Basic Document to DOC
The basic document converted flawlessly apart from the Roman numeral I not being picked up. As the site promised, the formatting was exactly as it was in the book. Kudos to this tool.
Complex Document to DOC
After being disappointed by the previous OCR tools in converting the complex document, I was massively impressed by Online OCR. The layout was near perfect, as you can see above. Once again though, the recipe wasn’t picked up too well, but any other minor mistakes were negligible.
Absolutely fantastic results from Online OCR. The only downside I see is that there’s no way to download the converted documents as PDFs as the output formats mentioned include DOCX, XLSX, and TXT only.
As mentioned earlier, ABBYY is one of the market leaders in OCR software, costing around $150 for their full, downloadable program. They do offer a 10-page free trial for their online tool, though (registration required). For a $5 subscription, their online tool will allow you to convert 200 pages every month.
Files accepted can be up to 100mb, in any of these formats: PDF, JPG, JPEG, TIF, TIFF, PCX, DCX, BMP, and PNG. ABBYY also recognizes almost 200 languages. Outputs are especially impressive, with a choice between DOCX, XLSX, RTF, TXT, PPTX, ODT, PDF, FB2, and EPUB.
You can even try out a couple of BETA features during your trial. The first is the option to translate your document into another language. The other is to export your converted document to your cloud storage account, whether that be Dropbox, Google Drive, Evernote, Microsoft OneDrive, or Box.
Basic Document to DOCX
The overall results were good, but not amazing considering this is a premium product. Multiple commas and periods were swapped around, several inverted commas were replaced with an asterix, a couple of capital letters were missing, and one word (literalist) was spelt incorrectly.
Complex Document to DOCX
Once converted there were very few faults in the text within the document (apart from the OCR struggling with that recipe’s font again!), but the formatting left a lot to be desired.

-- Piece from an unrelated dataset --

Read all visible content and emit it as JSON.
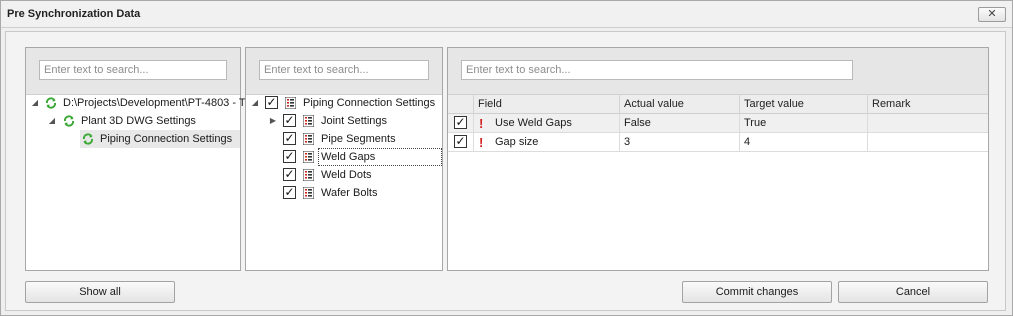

The three columns somehow took up two pages, with the central column only appearing on the second page. If you wanted to actually do anything with this converted document, you’d end up pulling your hair out.
Basic Document to PDF
While reviewing the converted PDF, I couldn’t find any fault at all. Perhaps we’ve found where ABBYY excels. Fantastic results.
Complex Document to PDF
Again, I couldn’t find any errors in this converted file. ABBYY obviously knows how to convert to PDF exceptionally well.
If you’re happy paying a few dollars, converting to PDF seems to work phenomenally well with this service, and being able to sync converted files to your cloud storage is especially useful if you’re scanning a large volume of documents. As with the other options though, ABBYY still hasn’t figured out how to flawlessly convert documents to DOC for easy editing.
The Final Outcome
If, like most people, you’re just looking to scan a few magazine articles, and some household bills, you won’t need to edit these documents. Therefore, converting direct to a PDF will be suitable for you, because you’ll still be able to search those documents. For this, Free Online OCR was definitely the best free tool we tested. That being said, if you’re willing to pay $5 per month for near-perfection, ABBYY’s FineReader Online was slightly more accurate.
When it comes to converting documents to DOC, we didn’t manage to find any solution that was perfect, but by far the best results came from Online OCR. The conversion wasn’t perfect, but the integrity of the formatting was largely kept intact, and mistakes were negligible. When we compare these results to the “premium” offering from ABBYY, you can’t help but be massively impressed.
We didn’t include Google Drive’s OCR capabilities in this post; a little bit for Google’s everywhereness, but more for the fact that we wanted to test a few other free online OCR services out there.
Over to you: Which other online OCR tools would you recommend to our readers? And which have you tried that you’d never use again?